Avec calme et prestance, Jürgen Mack nous raconte avec un sourire sympathique : « le Français, c’est mon frère Roland, moi je représente davantage l’Allemand de la famille ». Les deux frères incarnent à eux seuls l’idée de ce parc d’attractions : ils discutent, rient, plaisantent dans plusieurs langues européennes, de préférence le français et l’allemand, éventuellement un peu de schweizerdeutscch ou d’anglais.
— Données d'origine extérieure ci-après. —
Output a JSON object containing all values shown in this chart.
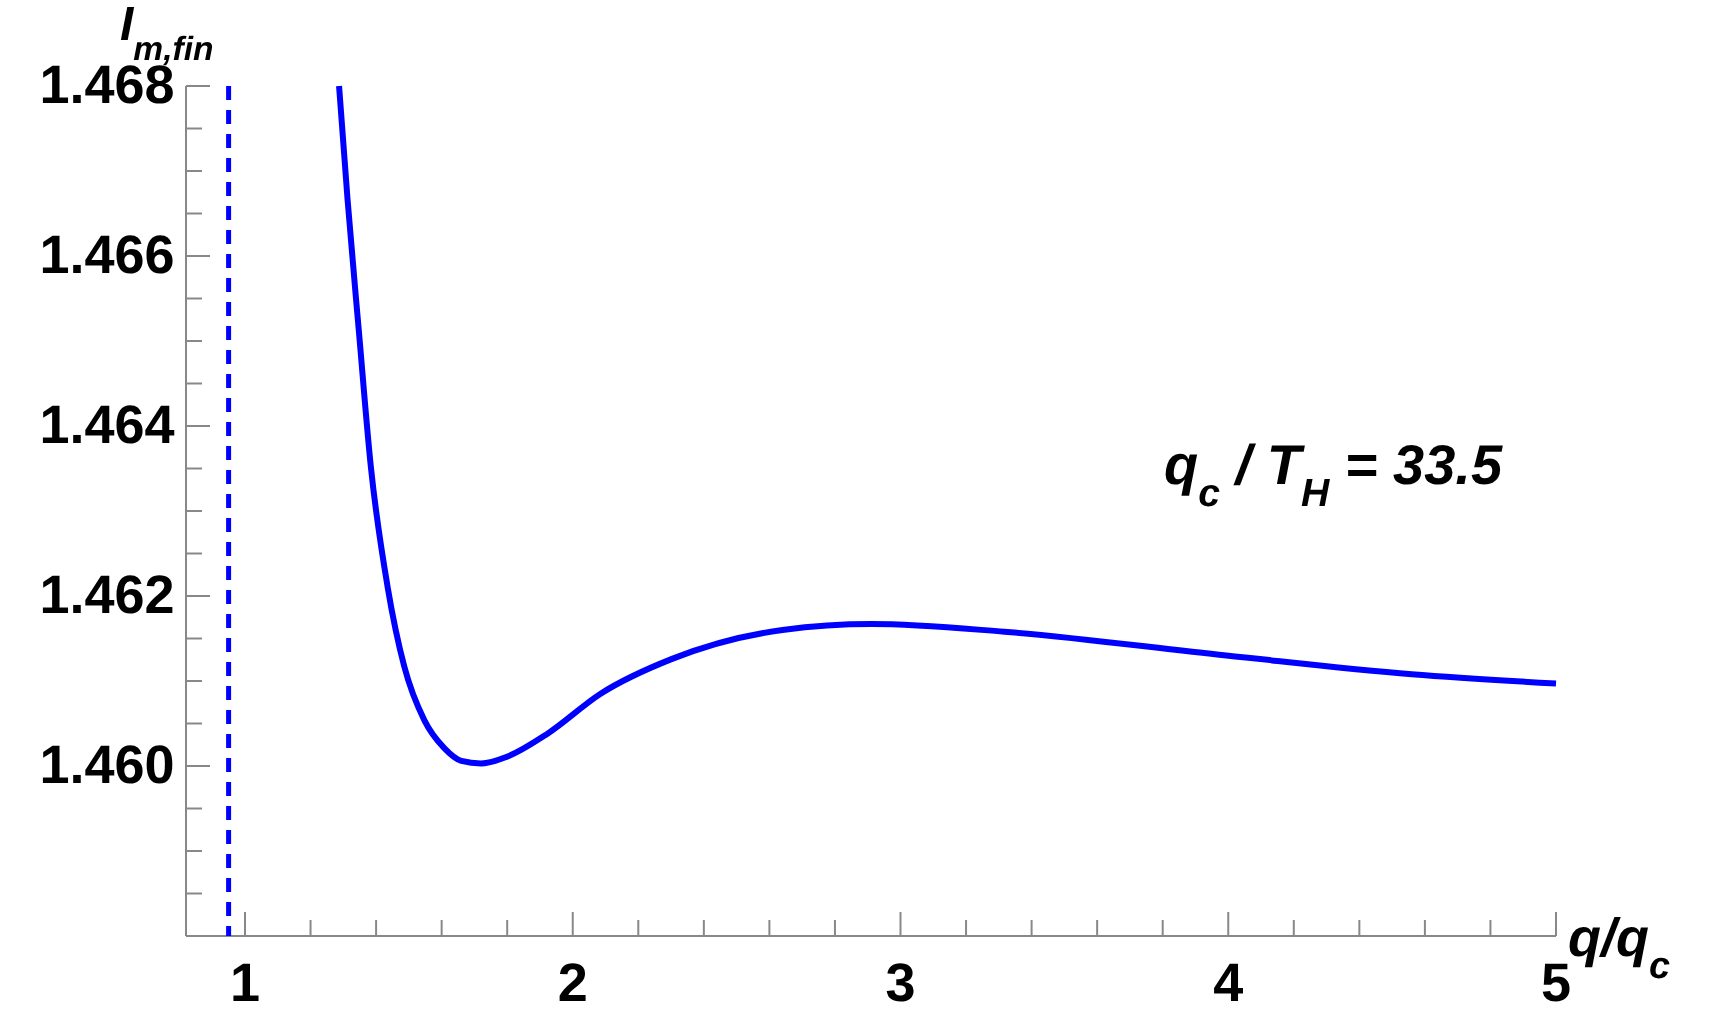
{
  "chart_data": {
    "type": "line",
    "xlabel": "q/q$_{c}$",
    "ylabel": "I$_{m,fin}$",
    "annotations": [
      "q$_{c}$ / T$_{H}$ = 33.5"
    ],
    "series": [
      {
        "color": "#0000ff",
        "x": [
          1.287,
          1.313,
          1.348,
          1.384,
          1.435,
          1.486,
          1.547,
          1.608,
          1.66,
          1.72,
          1.8,
          1.923,
          2.085,
          2.303,
          2.64,
          2.912,
          3.317,
          3.994,
          4.56,
          5.0
        ],
        "values": [
          1.468,
          1.46666,
          1.46509,
          1.46352,
          1.46211,
          1.46117,
          1.46054,
          1.46021,
          1.46006,
          1.46003,
          1.46011,
          1.46038,
          1.46085,
          1.46126,
          1.4616,
          1.46167,
          1.46158,
          1.4613,
          1.46108,
          1.46097
        ]
      }
    ],
    "xlim": [
      0.82,
      5
    ],
    "ylim": [
      1.458,
      1.468
    ],
    "xticks": [
      1,
      {
        "value": 1.2,
        "label": null
      },
      {
        "value": 1.4,
        "label": null
      },
      {
        "value": 1.6,
        "label": null
      },
      {
        "value": 1.8,
        "label": null
      },
      2,
      {
        "value": 2.2,
        "label": null
      },
      {
        "value": 2.4,
        "label": null
      },
      {
        "value": 2.6,
        "label": null
      },
      {
        "value": 2.8,
        "label": null
      },
      3,
      {
        "value": 3.2,
        "label": null
      },
      {
        "value": 3.4,
        "label": null
      },
      {
        "value": 3.6,
        "label": null
      },
      {
        "value": 3.8,
        "label": null
      },
      4,
      {
        "value": 4.2,
        "label": null
      },
      {
        "value": 4.4,
        "label": null
      },
      {
        "value": 4.6,
        "label": null
      },
      {
        "value": 4.8,
        "label": null
      },
      5
    ],
    "yticks": [
      {
        "value": 1.4585,
        "label": null
      },
      {
        "value": 1.459,
        "label": null
      },
      {
        "value": 1.4595,
        "label": null
      },
      {
        "value": 1.46,
        "label": "1.460"
      },
      {
        "value": 1.4605,
        "label": null
      },
      {
        "value": 1.461,
        "label": null
      },
      {
        "value": 1.4615,
        "label": null
      },
      {
        "value": 1.462,
        "label": "1.462"
      },
      {
        "value": 1.4625,
        "label": null
      },
      {
        "value": 1.463,
        "label": null
      },
      {
        "value": 1.4635,
        "label": null
      },
      {
        "value": 1.464,
        "label": "1.464"
      },
      {
        "value": 1.4645,
        "label": null
      },
      {
        "value": 1.465,
        "label": null
      },
      {
        "value": 1.4655,
        "label": null
      },
      {
        "value": 1.466,
        "label": "1.466"
      },
      {
        "value": 1.4665,
        "label": null
      },
      {
        "value": 1.467,
        "label": null
      },
      {
        "value": 1.4675,
        "label": null
      },
      {
        "value": 1.468,
        "label": "1.468"
      }
    ],
    "ref_lines": [
      {
        "axis": "x",
        "value": 0.95,
        "color": "#0000ff",
        "line_style": "dashed"
      }
    ],
    "grid": false
  }
}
Europapark, une création familiale

Europapark est d’abord une aventure familiale, fondé en 1975. Premier parc d’attractions en Allemagne, il devait servir à l’origine de vitrine d’exposition pour l’entreprise Mack Rides GmbH, fabricant de manèges pour les parcs d’attraction. Il est vite devenu un parc d’attraction à part entière, atteignant bientôt la barre symbolique du million de visiteurs. Construit autour du château de Rust, près de la rivière Elz, dans la région du Bade Wurtemberg, tout près de la frontière française et suisse, le parc a grandi au rythme des évolutions européennes.

 

« Avant, il y avait les contrôles aux frontières entre nos pays, ce n’était pas facile pour les visiteurs de circuler librement entre les trois pays et de se rendre à Europapark- aujourd’hui cela appartient au passé et nous avons grandi en même temps que l’Europe s’est élargie », explique Jürgen Mack.

 
Les spécialités surtout culinaires

Situé entre trois pays, le parc attire pour moitié des Allemands et pour l’autre moitié des visiteurs provenant du reste du monde, majoritairement de la France (20%) et de la Suisse (20%). Mais le parc attire aussi en dehors de l’Europe. Même des touristes des Emirats Arabes Unis viennent visiter les attractions et se montrent particulièrement intéressés par les installations hôtelières, de grands hôtels wellness.

 

A l’intérieur du parc, les visiteurs, beaucoup de familles, découvrent de manière ludique et non sans clichés, les spécialités surtout culinaires de nombreux pays européens : de la France, en passant par l’Islande et le Portugal jusqu’à la Russie.

 

En dépit de cet accent européen, la famille Mack n’a jamais demandé de subventions européennes, même pour les grands budgets tels qu’Arthur et les Minimoy, la dernière attraction du parc signée Luc Besson, qui emmène les visiteurs dans le monde d’Arthur.  « Notre but est atteint : rassembler les Européens dans un parc unique et magique », affirme M.Mack.  » Nous voulions faire revenir nos visiteurs dans le monde de l’enfance, et leur apprendre en même temps les spécialités de nos voisins ».

Mais les institutions sont tout de même parfois présentes : en 2011, un  » Kaukasus Friedenscamp » avait été organisé avec le Conseil de l’Europe pour rapprocher et faire dialoguer les jeunes venant du Caucase, favorisant ainsi un échange interculturel sur fond d’attractions.